Nothing New Under the Sun
/Nothing New Under the Sun
The years that built modern America, and rhyme with our own.
A nation bitterly divided over its place in the world. A pandemic that empties the streets and rewrites the rules of daily life. Protesters at the White House gates demanding the right to vote. A presidential candidate jailed for a speech. A generation returning from a distant war profoundly changed.
It reads like this morning’s headlines. It was America, a little more than a century ago.
On June 28, 2026 the Woodrow Wilson Presidential Library & Museum opens four new permanent galleries across an expanded second floor, the culmination of nearly a decade of planning. Spanning 1917 to 1924 and beyond, they trace the years that built modern America, and they argue that those years rhyme unmistakably with our own.
How much of our world began in those few turbulent years we were never taught to notice?
America at War
War is usually told through maps, battles, and generals. This gallery tells it through an entire society, from the family kitchen to the factory floor to the gates of the White House. Here are the rationed sugar and the service flag in the window; the women who entered the factories and kept the country running; and the Silent Sentinels, the suffragists who stood at the White House gates day after day and were arrested for demanding the vote.
It also turns to the animals of the war effort, from horses and dogs to camels and messenger pigeons, and the 1918 influenza pandemic, remembered as the Spanish flu though it likely didn't originate in Spain. Did you know the name stuck because Spain, neutral in the war, reported the outbreak openly while other nations censored the news?
Peace and Unrest
The war’s end brought no easy peace, at home or abroad. In Paris, the victorious powers met to redraw the map of the world. The gallery examines who sat at the table, what they wanted, and, just as tellingly, who was turned away. The delegations and aspiring nations denied a hearing raise a question that has not aged: whose voice counts when the future is decided?
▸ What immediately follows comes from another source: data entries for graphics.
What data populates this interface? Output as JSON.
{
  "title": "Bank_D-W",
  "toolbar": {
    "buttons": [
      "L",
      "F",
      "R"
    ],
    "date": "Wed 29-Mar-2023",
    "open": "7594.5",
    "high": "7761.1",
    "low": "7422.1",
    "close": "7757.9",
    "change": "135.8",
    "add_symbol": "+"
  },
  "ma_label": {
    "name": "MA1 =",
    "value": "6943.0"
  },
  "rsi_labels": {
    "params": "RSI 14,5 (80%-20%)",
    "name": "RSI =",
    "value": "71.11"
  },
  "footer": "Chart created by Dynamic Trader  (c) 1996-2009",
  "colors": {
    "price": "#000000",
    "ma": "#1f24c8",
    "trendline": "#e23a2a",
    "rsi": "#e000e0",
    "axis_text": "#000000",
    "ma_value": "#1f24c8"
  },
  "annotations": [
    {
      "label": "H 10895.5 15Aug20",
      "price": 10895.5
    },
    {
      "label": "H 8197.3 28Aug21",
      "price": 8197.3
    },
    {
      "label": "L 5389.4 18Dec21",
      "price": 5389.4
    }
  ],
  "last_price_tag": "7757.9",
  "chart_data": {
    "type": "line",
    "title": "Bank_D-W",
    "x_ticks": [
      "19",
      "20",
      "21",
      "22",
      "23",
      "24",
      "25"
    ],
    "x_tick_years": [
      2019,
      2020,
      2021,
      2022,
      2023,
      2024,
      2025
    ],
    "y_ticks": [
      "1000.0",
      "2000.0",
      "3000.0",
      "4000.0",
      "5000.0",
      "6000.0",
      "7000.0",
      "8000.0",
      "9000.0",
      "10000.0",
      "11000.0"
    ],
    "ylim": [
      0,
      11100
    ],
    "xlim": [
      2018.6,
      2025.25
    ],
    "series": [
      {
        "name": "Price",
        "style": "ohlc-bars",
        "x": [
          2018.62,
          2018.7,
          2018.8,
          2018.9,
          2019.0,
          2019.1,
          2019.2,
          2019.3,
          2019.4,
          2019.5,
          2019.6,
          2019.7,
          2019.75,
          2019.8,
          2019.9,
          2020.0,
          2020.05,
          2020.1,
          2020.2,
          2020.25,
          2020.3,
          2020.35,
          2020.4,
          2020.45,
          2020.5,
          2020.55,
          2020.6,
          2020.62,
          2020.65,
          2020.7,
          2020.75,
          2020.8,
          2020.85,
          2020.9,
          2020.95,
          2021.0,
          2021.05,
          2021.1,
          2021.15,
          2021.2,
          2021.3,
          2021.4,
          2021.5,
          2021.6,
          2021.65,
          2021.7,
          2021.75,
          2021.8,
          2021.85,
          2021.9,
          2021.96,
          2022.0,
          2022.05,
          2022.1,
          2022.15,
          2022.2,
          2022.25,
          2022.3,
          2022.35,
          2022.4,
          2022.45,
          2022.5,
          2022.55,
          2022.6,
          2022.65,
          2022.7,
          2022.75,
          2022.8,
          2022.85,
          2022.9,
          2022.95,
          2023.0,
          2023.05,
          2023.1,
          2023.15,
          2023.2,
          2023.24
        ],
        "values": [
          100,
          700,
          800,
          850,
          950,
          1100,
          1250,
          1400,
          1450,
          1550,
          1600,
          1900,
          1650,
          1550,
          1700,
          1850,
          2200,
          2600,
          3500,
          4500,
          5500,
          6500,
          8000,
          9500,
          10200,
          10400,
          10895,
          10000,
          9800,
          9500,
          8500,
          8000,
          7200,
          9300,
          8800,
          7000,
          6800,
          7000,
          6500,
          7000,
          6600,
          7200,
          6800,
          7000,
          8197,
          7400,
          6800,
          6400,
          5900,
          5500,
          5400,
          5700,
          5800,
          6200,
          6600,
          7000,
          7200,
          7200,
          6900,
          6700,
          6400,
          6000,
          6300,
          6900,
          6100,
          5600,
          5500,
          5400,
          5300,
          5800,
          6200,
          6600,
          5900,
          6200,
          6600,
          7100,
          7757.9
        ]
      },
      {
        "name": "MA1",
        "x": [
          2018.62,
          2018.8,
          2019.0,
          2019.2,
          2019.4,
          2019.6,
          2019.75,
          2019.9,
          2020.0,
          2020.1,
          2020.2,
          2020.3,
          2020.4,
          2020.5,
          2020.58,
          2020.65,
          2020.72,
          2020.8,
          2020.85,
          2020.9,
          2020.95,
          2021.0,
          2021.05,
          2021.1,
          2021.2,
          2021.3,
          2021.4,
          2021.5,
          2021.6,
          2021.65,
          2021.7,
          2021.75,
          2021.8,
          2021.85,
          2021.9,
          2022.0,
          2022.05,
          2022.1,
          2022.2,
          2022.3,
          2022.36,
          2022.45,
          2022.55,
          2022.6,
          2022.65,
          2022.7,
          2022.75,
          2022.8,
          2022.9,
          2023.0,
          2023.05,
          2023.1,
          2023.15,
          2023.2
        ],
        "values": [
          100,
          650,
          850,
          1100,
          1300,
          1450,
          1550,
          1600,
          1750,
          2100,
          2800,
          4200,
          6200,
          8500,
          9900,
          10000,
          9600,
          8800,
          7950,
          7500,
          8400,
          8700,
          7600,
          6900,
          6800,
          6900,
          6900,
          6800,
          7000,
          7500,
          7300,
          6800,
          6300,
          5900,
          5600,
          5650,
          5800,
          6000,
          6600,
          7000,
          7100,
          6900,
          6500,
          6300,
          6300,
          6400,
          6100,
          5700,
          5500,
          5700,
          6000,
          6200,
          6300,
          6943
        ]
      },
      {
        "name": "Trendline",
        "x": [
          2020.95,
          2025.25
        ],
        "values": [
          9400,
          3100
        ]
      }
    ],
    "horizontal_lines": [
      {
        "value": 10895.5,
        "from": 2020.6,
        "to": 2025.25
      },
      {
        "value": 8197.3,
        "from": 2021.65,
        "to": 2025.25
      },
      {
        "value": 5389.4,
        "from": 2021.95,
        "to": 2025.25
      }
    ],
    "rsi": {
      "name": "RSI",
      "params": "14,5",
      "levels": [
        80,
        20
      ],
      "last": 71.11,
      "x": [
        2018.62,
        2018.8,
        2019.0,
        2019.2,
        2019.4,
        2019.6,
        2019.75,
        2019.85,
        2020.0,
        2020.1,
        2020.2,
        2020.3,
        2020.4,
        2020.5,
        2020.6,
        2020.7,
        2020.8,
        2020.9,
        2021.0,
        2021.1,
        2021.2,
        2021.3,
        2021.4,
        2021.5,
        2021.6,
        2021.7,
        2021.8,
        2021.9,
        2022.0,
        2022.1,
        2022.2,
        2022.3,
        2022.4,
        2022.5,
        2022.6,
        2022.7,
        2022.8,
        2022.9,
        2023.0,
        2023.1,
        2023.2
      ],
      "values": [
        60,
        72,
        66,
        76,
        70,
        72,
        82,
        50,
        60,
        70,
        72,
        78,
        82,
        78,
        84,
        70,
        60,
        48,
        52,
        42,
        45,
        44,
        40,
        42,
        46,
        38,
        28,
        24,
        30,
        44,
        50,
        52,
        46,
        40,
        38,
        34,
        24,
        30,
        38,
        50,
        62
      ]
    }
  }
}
At home, the Sedition Act made it a crime to speak against the war. The gallery confronts the case of Eugene Debs, who ran for president from a prison cell after being jailed for a speech, and with him the enduring tension between security and silence.
1919
Much of modern America took shape in these months when the country seemed to pull in every direction at once. The Red Summer brought racial violence to cities nationwide even as the Harlem Renaissance remade American art, music, and literature. The Red Scare spread fear of the radical next door. Labor organized for fair wages and safer conditions. Women neared the vote, and the nation moved to ban alcohol. Any one of these would have reshaped a country. They arrived together.
In the midst of it, President Wilson suffered a severe stroke. Gravely ill and kept from public view, he left behind a question historians still debate: was his wife, Edith, effectively running the government, deciding what reached his desk and what did not?
Presidential Legacies
The final gallery asks how a presidency is remembered: its achievements and its failures, the parts a nation celebrates and the parts it still debates, including the contradictions in Wilson's own record. It hands down no verdict, leaving visitors to weigh the evidence for themselves. It also follows Wilson into popular culture, from costumes worn in the 1944 Hollywood biopic Wilson to an original comic book that links him to the Marvel character Deadpool.
Why it matters
Together, these galleries take a few turbulent years more than a century ago, and connect them directly to the present. The Visitors will leave more curious, and more aware of how our lives today are so closely connected to the world made during Wilson’s presidency. There is nothing new under the sun, which may be the most reassuring lesson history has to offer.
Also on View
On the first floor, a smaller gallery, Behind the Exhibit: 1990 → 2026, traces how museum design has changed over the years and how we connect to today’s visitor.
The four permanent galleries open June 28, 2026 on the second floor of the Woodrow Wilson Presidential Library & Museum in Staunton, Virginia.